Afterthoughts

A critic, reading the Schooled in Magic books, complained that Emily was too nice, certainly when compared to the other characters. To which I replied, she’s the product of our world. She does not think she is inherently superior to everyone else, or that she has an inherent right to rule; she does not think her subjects are her chattels and that they have to do as she says; she has a modern system of values and regards practices like corporal punishment, arranged and forced marriages, slavery and aristocracy with entirely understandable horror. In a sense, unlike Elliot of Stuck in Magic, she has a certain degree of latitude to take risks, but it tends to pay off for her. She gets people, particularly servants, to like her because she treats them as human beings.
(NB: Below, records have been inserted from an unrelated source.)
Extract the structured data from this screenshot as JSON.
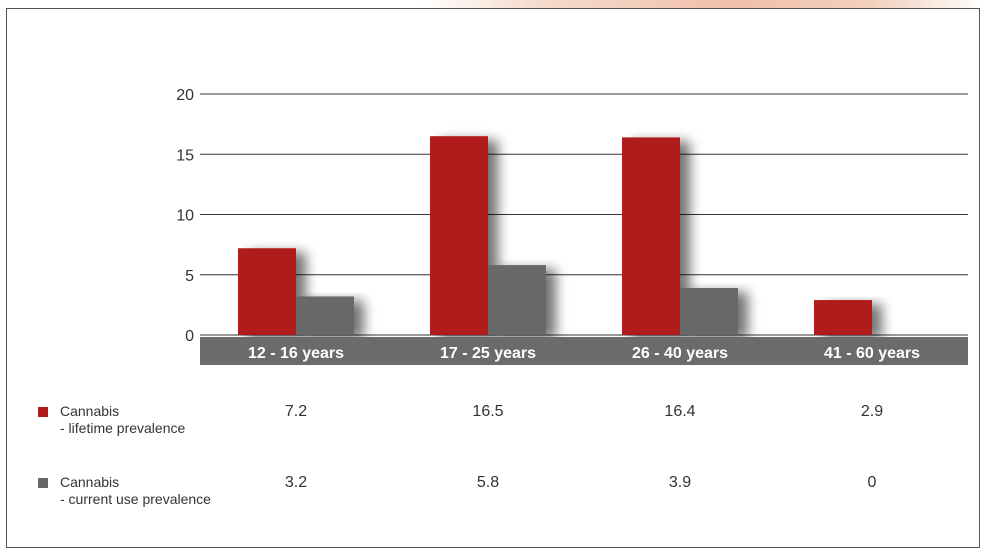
{
  "colors": {
    "lifetime": "#b01c1a",
    "current": "#676767",
    "category_band": "#6b6b6b",
    "grid": "#333333"
  },
  "chart_data": {
    "type": "bar",
    "categories": [
      "12 - 16 years",
      "17 - 25 years",
      "26 - 40 years",
      "41 - 60 years"
    ],
    "series": [
      {
        "name": "Cannabis - lifetime prevalence",
        "values": [
          7.2,
          16.5,
          16.4,
          2.9
        ]
      },
      {
        "name": "Cannabis - current use prevalence",
        "values": [
          3.2,
          5.8,
          3.9,
          0
        ]
      }
    ],
    "yticks": [
      "0",
      "5",
      "10",
      "15",
      "20"
    ],
    "ylim": [
      0,
      20
    ],
    "grid": true,
    "legend_placement": "bottom-left, as table rows"
  },
  "table": {
    "rows": [
      {
        "label_line1": "Cannabis",
        "label_line2": "- lifetime prevalence",
        "values": [
          "7.2",
          "16.5",
          "16.4",
          "2.9"
        ]
      },
      {
        "label_line1": "Cannabis",
        "label_line2": "- current use prevalence",
        "values": [
          "3.2",
          "5.8",
          "3.9",
          "0"
        ]
      }
    ]
  }
}
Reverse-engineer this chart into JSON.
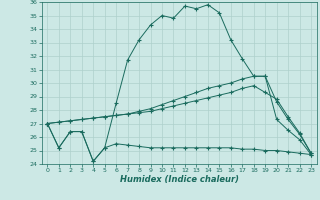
{
  "xlabel": "Humidex (Indice chaleur)",
  "bg_color": "#cce8e5",
  "line_color": "#1a6b5e",
  "grid_color": "#aed0cc",
  "xlim": [
    -0.5,
    23.5
  ],
  "ylim": [
    24,
    36
  ],
  "xticks": [
    0,
    1,
    2,
    3,
    4,
    5,
    6,
    7,
    8,
    9,
    10,
    11,
    12,
    13,
    14,
    15,
    16,
    17,
    18,
    19,
    20,
    21,
    22,
    23
  ],
  "yticks": [
    24,
    25,
    26,
    27,
    28,
    29,
    30,
    31,
    32,
    33,
    34,
    35,
    36
  ],
  "series": [
    [
      27.0,
      25.2,
      26.4,
      26.4,
      24.2,
      25.2,
      28.5,
      31.7,
      33.2,
      34.3,
      35.0,
      34.8,
      35.7,
      35.5,
      35.8,
      35.2,
      33.2,
      31.8,
      30.5,
      30.5,
      28.6,
      27.3,
      26.2,
      24.8
    ],
    [
      27.0,
      25.2,
      26.4,
      26.4,
      24.2,
      25.2,
      25.5,
      25.4,
      25.3,
      25.2,
      25.2,
      25.2,
      25.2,
      25.2,
      25.2,
      25.2,
      25.2,
      25.1,
      25.1,
      25.0,
      25.0,
      24.9,
      24.8,
      24.7
    ],
    [
      27.0,
      27.1,
      27.2,
      27.3,
      27.4,
      27.5,
      27.6,
      27.7,
      27.8,
      27.9,
      28.1,
      28.3,
      28.5,
      28.7,
      28.9,
      29.1,
      29.3,
      29.6,
      29.8,
      29.3,
      28.8,
      27.5,
      26.3,
      24.8
    ],
    [
      27.0,
      27.1,
      27.2,
      27.3,
      27.4,
      27.5,
      27.6,
      27.7,
      27.9,
      28.1,
      28.4,
      28.7,
      29.0,
      29.3,
      29.6,
      29.8,
      30.0,
      30.3,
      30.5,
      30.5,
      27.3,
      26.5,
      25.8,
      24.7
    ]
  ]
}
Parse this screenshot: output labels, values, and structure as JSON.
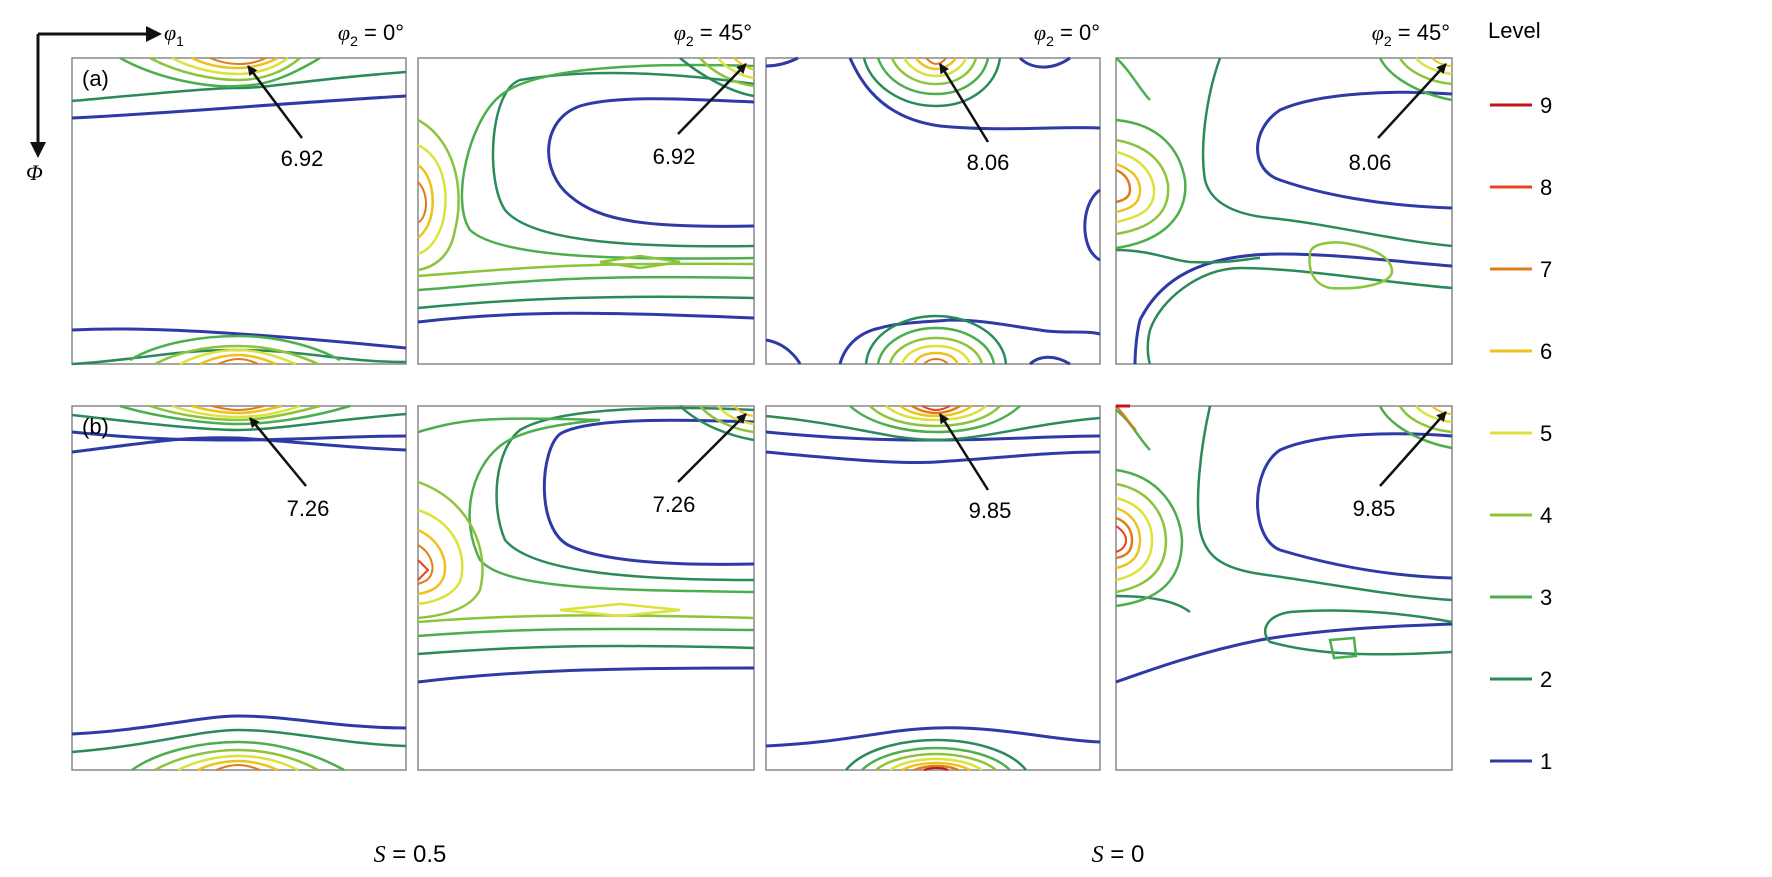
{
  "axes": {
    "horizontal_symbol": "φ",
    "horizontal_subscript": "1",
    "vertical_symbol": "Φ"
  },
  "columns": [
    {
      "phi2_prefix": "φ",
      "phi2_sub": "2",
      "phi2_value": " = 0°"
    },
    {
      "phi2_prefix": "φ",
      "phi2_sub": "2",
      "phi2_value": " = 45°"
    },
    {
      "phi2_prefix": "φ",
      "phi2_sub": "2",
      "phi2_value": " = 0°"
    },
    {
      "phi2_prefix": "φ",
      "phi2_sub": "2",
      "phi2_value": " = 45°"
    }
  ],
  "rows": [
    {
      "label": "(a)"
    },
    {
      "label": "(b)"
    }
  ],
  "annotations": {
    "row_a": [
      "6.92",
      "6.92",
      "8.06",
      "8.06"
    ],
    "row_b": [
      "7.26",
      "7.26",
      "9.85",
      "9.85"
    ]
  },
  "bottom_labels": [
    {
      "symbol": "S",
      "text": " = 0.5"
    },
    {
      "symbol": "S",
      "text": " = 0"
    }
  ],
  "legend": {
    "title": "Level",
    "levels": [
      {
        "value": "9",
        "color": "#c0141b"
      },
      {
        "value": "8",
        "color": "#e8431c"
      },
      {
        "value": "7",
        "color": "#e07b1a"
      },
      {
        "value": "6",
        "color": "#eec21c"
      },
      {
        "value": "5",
        "color": "#dbe23a"
      },
      {
        "value": "4",
        "color": "#8cc43c"
      },
      {
        "value": "3",
        "color": "#4cae4c"
      },
      {
        "value": "2",
        "color": "#2a8a5a"
      },
      {
        "value": "1",
        "color": "#2e3aa6"
      }
    ]
  }
}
Emily also has a relatively strong morale centre, first shaped by our world and then by her experiences elsewhere. She would entirely understand why Professor Snape, for example, dislikes Harry Potter, but — at the same time — she would understand that his dislike is not an excuse for mistreating Harry. In Anoria, she would agree with Cordelia Cooper that the girl really shouldn’t have been spying on her, yet she would insist the girl did not deserve a de facto death sentence. It is entirely possible to have legitimate grounds for dislike — or anger — without justifying a massively over-the-top retaliation.

I seriously considered setting a novel in Cockatrice, between Lessons in Etiquette and Study in Slaughter. It didn’t work out — most of my original ideas wound up going into Work Experience — but I decided this story would fit in nicely. I hope you enjoyed reading it as much as I did writing it.